Se le cose sono andate come vengono descritte nelle cronache di un po' tutti i giornali, non c'è scusa per i tre teppisti che, non sapendo come passare il tempo, se la sono presa col ragazzetto, reo di essere obeso. Certo, come spesso accade, quelli della procura sparano troppo alto : tentato omicidio.
Però le lesioni gravissime e volontarie ci stanno tutte, e non è roba da poco.
Dal bruttissimo episodio di cronaca prende spunto la riflessione amara di Pierluigi Battista, che nota come c'è una categoria di persone, pure in un'epoca dove domina un'attenzione per i termini a volte anche esagerata (i non vedenti, i non udenti, i diversamente abili...adesso ci sono anche i diversamente giovani, perché anziano, figuriamoci vecchio, non si può dire), che si pone fuori dalla sfera del socialmente corretto e sono le persone con troppi chili addosso. Gli obesi, i grassi.
Da leggere
Quegli insulti consentiti soltanto
contro gli obesi
Se date del «ciccione» a un mite ragazzo sovrappeso, tranquilli, nessuno vi rimprovererà per aver usato un’espressione offensiva nei confronti di chi, quando gli tocca umiliarsi alla bilancia, si avvicina angosciosamente ai cento chili. Non è il residuo di un’usanza lessicale arcaica: è l’ultimo linciaggio consentito in tempi in cui il linguaggio si fa sorvegliato, buono, premuroso, carico di buone intenzioni, attento a ogni diversità e ai diritti di tutte le minoranze. Tutte tranne una: quella dei grassi, colpevoli persino di scassare i conti del servizio sanitario nazionale e perciò da mettere all’indice.
I bulletti che bersagliavano di scherno il povero «cicciobomba» ci sono sempre stati e l’onta perenne di noi (ex) smilzi è di non esser mai intervenuti a difesa del povero compagno impacciato e impedito dal suo grasso in eccesso, messo in porta per renderlo inoffensivo durante una partitella di calcio. Ma ci saremmo vergognati a esercitare la nostra disgustosa crudeltà di fronte agli adulti.

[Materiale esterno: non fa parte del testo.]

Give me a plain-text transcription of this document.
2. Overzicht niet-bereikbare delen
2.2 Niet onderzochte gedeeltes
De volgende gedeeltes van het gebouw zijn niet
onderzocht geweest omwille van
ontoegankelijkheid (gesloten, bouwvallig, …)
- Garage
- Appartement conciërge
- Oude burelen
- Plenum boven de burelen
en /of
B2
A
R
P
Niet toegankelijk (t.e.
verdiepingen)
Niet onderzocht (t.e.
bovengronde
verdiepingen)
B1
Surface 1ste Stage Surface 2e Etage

Anche in Full Metal Jacket di Stanley Kubrick la recluta obesa e strabordante subiva le vessazioni del sergente che ne curava il severo addestramento: finì malissimo, con la recluta schiantata, resa folle da un trattamento insopportabile.
Oggi i ragazzini che a Napoli hanno seviziato e massacrato un «cicciobomba» sentono che attorno ai soprusi contro i grassoni non grava quell’atmosfera di indignazione morale che oggi giustamente circonda chi si appella in modo offensivo nei confronti di una minoranza religiosa, di una diversità sessuale, di una distanza etnica e razziale. Percepiscono rozzamente che il grasso se l’è cercata, che le intimazioni della nuova dittatura salutista trovano in quel loro compagno così deturpato dai rotoli di ciccia un ostacolo caparbio e ostinato. Non sono magri, snelli, slanciati, asciutti, in forma? Colpa loro che non seguono diete, non fanno sport, non sanno adeguarsi agli imperativi del «mangiar sano», non espellono calorie, non vanno in palestra. E ci costano. Sono vulnerabili alle malattie, non dureranno a lungo secondo gli algoritmi messi a punto dalla sapienza medica, dai guru del benessere, degli strateghi della salute e delle diete forsennate.

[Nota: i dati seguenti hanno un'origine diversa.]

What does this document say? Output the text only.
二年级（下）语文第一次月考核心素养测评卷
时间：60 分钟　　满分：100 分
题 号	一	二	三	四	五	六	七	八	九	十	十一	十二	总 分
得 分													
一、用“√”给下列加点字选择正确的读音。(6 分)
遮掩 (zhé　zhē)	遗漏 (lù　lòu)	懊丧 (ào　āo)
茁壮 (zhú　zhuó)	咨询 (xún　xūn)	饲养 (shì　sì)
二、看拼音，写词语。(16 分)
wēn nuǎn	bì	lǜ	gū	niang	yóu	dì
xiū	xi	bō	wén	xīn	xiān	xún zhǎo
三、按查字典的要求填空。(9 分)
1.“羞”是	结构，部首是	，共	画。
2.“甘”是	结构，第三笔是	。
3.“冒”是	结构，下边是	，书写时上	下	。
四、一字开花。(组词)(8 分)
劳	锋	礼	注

«Ciccione», «grassona», «palla di lardo», «chiattona»: si possono dire. Un tempo un individuo corpulento, di mole falstaffiana, veniva indicato come una figura arguta, sapida, capace di combinare i piaceri della mente con quelli del corpo. L’imponenza di Orson Welles era oggetto di ammirazione persino erotica. La floridezza era anche simbolo di lontananza dalle fatiche del lavoro manuale, bestiali, massacrante, certamente più efficaci delle nostre diete più raffinate. La prosperità si sposava felicemente con i chili di troppo. E i segaligni, pelle e ossa, divorati dai tormenti e dalle ambizioni, suscitavano diffidenza e sospetti.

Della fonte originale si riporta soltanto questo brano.